München - Das Hippodrom soll nicht nur einen neuen Wirt, sondern auch einen neuen Namen bekommen. Siegfried Able, der sich wohl sicher ist, den Zuschlag zu kriegen, hat sich den neuen Namen schützen lassen.

Nach Wirt Sepp Krätz wird nun auch der Name „Hippodrom“ von der Wiesn verschwinden. Nach Informationen des Münchner Merkur sieht das Konzept von Siegfried Able, der Nachfolger von Krätz werden soll, vor, dass sein Zelt „Marstall“ heißen soll. Der Wiesn-Chef und künftige Oberbürgermeister Dieter Reiter (SPD) wird dem Wirtschaftsausschuss demnach am Montag vorschlagen, Able den Zuschlag für ein großes Wiesn-Zelt zu geben.
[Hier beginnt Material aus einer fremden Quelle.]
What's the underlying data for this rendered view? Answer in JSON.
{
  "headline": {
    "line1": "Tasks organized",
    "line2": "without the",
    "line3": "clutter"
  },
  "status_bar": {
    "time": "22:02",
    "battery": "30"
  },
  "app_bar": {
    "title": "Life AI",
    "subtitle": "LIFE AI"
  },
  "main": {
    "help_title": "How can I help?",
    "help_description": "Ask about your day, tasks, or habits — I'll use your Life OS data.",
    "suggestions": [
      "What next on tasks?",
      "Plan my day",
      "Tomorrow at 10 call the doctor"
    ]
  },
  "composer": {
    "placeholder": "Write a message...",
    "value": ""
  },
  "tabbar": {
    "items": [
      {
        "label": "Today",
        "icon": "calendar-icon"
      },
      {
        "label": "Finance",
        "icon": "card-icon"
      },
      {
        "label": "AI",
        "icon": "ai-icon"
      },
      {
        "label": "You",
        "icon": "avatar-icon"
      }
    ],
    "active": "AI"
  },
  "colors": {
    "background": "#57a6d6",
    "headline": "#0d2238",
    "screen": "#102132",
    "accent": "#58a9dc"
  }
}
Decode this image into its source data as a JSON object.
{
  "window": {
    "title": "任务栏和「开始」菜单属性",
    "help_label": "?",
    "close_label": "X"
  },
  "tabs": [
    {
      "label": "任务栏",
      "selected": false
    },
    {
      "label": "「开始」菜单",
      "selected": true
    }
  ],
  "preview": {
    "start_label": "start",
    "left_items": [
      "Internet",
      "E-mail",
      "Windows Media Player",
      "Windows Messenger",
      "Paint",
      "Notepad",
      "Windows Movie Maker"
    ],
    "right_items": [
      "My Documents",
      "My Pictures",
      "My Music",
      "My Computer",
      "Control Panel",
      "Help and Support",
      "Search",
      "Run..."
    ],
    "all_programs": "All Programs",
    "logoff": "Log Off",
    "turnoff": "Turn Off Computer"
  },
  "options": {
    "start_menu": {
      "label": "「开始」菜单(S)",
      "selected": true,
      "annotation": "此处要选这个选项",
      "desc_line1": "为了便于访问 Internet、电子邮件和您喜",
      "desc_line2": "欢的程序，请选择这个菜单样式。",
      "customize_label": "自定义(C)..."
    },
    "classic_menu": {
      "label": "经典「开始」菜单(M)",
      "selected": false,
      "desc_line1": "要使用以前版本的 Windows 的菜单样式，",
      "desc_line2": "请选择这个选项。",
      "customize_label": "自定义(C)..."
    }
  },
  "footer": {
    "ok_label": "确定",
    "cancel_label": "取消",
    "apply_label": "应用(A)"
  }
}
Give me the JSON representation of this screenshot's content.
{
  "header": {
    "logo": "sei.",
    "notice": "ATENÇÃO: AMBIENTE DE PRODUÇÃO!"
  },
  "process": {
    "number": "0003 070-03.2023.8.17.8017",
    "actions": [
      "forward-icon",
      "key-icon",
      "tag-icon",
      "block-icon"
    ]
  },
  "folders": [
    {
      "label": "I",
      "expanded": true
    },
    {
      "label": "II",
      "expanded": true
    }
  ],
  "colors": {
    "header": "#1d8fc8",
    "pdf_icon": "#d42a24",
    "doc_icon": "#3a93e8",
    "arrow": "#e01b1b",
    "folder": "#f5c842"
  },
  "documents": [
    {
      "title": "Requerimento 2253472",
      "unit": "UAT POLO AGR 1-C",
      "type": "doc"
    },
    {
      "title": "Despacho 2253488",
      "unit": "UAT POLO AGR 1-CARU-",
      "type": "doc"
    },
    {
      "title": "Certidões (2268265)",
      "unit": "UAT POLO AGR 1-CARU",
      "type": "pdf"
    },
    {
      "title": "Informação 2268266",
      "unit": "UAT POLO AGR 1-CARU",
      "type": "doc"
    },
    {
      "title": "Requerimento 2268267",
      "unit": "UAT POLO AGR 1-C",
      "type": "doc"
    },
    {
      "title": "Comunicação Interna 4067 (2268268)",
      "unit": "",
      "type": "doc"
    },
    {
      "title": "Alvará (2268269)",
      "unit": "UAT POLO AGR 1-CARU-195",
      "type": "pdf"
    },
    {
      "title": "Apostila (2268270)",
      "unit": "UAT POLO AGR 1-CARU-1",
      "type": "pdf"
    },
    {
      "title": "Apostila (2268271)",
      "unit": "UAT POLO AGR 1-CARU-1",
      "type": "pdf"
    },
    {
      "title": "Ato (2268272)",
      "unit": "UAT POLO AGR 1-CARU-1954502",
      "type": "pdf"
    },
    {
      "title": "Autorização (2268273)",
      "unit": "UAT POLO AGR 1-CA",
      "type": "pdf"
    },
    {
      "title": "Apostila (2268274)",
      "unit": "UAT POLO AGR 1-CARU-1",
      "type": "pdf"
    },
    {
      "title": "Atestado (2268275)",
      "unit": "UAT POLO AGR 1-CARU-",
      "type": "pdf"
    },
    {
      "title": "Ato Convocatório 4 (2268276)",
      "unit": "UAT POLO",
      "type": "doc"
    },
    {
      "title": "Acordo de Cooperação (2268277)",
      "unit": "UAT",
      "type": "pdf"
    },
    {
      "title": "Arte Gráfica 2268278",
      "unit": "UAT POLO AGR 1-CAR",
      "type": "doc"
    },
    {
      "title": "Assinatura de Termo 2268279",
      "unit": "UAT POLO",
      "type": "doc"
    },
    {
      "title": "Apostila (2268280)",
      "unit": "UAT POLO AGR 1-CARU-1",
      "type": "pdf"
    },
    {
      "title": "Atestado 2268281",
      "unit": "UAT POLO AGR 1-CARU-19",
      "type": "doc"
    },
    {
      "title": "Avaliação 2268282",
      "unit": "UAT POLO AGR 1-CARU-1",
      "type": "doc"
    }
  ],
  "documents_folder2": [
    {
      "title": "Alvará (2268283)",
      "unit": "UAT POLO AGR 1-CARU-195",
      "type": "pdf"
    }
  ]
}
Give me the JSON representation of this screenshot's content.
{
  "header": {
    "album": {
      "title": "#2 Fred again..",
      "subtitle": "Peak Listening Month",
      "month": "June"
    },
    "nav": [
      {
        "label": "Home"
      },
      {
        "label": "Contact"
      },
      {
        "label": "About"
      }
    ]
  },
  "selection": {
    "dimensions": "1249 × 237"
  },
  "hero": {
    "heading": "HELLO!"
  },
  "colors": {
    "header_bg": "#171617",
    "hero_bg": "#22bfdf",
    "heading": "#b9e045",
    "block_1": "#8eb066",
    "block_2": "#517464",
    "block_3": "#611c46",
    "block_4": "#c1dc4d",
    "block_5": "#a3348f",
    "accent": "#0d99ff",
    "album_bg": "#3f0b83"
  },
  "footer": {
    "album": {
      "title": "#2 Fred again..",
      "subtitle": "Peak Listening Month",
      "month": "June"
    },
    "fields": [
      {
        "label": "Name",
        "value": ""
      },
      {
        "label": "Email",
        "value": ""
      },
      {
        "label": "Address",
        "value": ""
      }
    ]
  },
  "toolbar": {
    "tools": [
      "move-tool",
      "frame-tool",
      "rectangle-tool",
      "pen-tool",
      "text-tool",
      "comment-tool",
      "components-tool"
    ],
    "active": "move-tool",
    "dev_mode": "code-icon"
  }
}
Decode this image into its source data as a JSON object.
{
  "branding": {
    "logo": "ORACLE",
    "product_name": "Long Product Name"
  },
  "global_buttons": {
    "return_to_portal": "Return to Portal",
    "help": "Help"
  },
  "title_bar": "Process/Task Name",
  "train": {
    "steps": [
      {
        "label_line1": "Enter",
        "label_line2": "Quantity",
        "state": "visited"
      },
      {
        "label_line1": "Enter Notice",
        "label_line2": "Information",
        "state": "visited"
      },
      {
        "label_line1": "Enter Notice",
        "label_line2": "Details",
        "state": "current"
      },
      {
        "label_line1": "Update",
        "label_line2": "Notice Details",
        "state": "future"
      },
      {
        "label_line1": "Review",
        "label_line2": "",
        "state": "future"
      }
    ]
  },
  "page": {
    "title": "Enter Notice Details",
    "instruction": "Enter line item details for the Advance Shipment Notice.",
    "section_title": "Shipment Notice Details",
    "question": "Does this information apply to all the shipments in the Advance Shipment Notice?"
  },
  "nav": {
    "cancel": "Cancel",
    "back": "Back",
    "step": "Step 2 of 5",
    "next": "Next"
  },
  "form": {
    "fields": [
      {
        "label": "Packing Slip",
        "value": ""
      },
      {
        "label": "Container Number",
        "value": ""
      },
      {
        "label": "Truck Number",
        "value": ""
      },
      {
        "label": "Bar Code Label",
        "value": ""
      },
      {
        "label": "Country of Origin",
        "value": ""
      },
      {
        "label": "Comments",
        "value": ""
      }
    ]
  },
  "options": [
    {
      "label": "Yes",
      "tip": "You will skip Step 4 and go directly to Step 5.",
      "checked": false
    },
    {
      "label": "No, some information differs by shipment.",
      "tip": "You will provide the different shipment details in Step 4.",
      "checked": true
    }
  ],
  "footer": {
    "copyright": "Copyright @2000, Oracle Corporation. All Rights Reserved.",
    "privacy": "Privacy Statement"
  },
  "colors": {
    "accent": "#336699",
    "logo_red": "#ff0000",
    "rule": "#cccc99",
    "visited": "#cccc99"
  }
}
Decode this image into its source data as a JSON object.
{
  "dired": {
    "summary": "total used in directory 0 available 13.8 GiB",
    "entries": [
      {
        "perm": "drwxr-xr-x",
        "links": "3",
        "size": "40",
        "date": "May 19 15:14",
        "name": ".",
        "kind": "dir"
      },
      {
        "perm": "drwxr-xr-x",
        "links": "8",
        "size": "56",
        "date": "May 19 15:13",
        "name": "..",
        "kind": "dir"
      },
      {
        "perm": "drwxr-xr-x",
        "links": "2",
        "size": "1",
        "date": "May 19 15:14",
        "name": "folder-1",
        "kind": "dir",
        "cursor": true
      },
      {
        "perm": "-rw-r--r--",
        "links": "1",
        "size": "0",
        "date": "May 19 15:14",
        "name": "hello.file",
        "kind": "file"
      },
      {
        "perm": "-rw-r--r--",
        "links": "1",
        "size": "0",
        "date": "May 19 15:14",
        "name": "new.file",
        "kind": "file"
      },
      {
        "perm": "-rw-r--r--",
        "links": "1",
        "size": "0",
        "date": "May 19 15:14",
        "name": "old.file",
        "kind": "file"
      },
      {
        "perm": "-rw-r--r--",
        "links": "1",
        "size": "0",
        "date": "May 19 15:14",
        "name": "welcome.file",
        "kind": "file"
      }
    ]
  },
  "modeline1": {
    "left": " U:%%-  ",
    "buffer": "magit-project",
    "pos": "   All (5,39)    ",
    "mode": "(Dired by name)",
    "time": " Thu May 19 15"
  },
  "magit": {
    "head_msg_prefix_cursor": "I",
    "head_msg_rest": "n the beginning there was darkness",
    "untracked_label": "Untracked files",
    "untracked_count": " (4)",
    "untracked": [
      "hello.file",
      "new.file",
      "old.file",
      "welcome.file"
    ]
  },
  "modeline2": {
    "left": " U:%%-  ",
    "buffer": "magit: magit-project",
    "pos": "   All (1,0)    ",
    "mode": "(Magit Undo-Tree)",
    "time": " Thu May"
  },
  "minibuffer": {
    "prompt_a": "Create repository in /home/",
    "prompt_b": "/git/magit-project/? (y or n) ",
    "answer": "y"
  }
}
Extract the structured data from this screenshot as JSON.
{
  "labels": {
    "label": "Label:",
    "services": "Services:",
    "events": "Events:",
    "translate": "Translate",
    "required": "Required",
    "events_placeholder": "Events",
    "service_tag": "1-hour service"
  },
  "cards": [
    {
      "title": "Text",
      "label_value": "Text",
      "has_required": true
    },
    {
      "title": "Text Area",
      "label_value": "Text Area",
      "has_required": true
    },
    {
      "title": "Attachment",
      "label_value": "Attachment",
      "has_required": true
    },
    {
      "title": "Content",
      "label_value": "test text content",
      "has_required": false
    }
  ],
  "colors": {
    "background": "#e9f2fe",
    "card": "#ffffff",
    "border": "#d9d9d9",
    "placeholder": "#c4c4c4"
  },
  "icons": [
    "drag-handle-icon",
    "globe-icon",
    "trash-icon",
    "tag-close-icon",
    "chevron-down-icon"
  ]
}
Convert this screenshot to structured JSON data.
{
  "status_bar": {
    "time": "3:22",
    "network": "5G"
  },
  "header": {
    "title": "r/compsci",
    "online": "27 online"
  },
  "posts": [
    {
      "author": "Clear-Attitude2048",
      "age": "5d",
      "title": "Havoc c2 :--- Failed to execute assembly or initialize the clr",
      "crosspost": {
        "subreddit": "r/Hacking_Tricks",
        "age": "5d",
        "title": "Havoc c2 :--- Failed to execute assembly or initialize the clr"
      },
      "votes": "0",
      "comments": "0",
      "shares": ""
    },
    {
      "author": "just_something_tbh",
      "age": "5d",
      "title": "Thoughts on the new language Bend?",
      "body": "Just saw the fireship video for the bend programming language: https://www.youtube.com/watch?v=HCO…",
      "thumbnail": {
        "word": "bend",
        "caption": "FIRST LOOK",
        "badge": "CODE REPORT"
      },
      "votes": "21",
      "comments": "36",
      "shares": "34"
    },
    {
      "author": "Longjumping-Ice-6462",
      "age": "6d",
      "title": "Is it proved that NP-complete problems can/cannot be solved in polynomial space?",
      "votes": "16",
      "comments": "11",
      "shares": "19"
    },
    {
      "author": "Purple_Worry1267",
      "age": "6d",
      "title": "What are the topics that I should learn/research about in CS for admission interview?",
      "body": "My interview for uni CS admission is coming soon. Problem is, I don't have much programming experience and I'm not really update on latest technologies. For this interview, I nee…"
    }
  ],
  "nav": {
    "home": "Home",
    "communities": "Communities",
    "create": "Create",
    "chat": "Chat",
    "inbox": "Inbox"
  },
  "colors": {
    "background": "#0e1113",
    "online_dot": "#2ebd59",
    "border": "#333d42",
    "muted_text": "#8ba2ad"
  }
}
Tatsächlich hat sich Able die Marke „Marstall“ schützen lassen. Erst vor wenigen Tagen, am 14. April, wurde sie offiziell unter der Registernummer 302014022617 eingetragen. Able plant offenbar eine breite Vermarktung des Namens. „Marstall“ ist nicht nur für „Dienstleistungen zur Verpflegung und Beherbergung von Gästen“ geschützt, sondern auch für Schnupftabak, alle Getränke außer Bier, viele Lebensmittel, Kleidung, Bierkrüge, Schirme, Schmuck, Wimpel und vieles mehr.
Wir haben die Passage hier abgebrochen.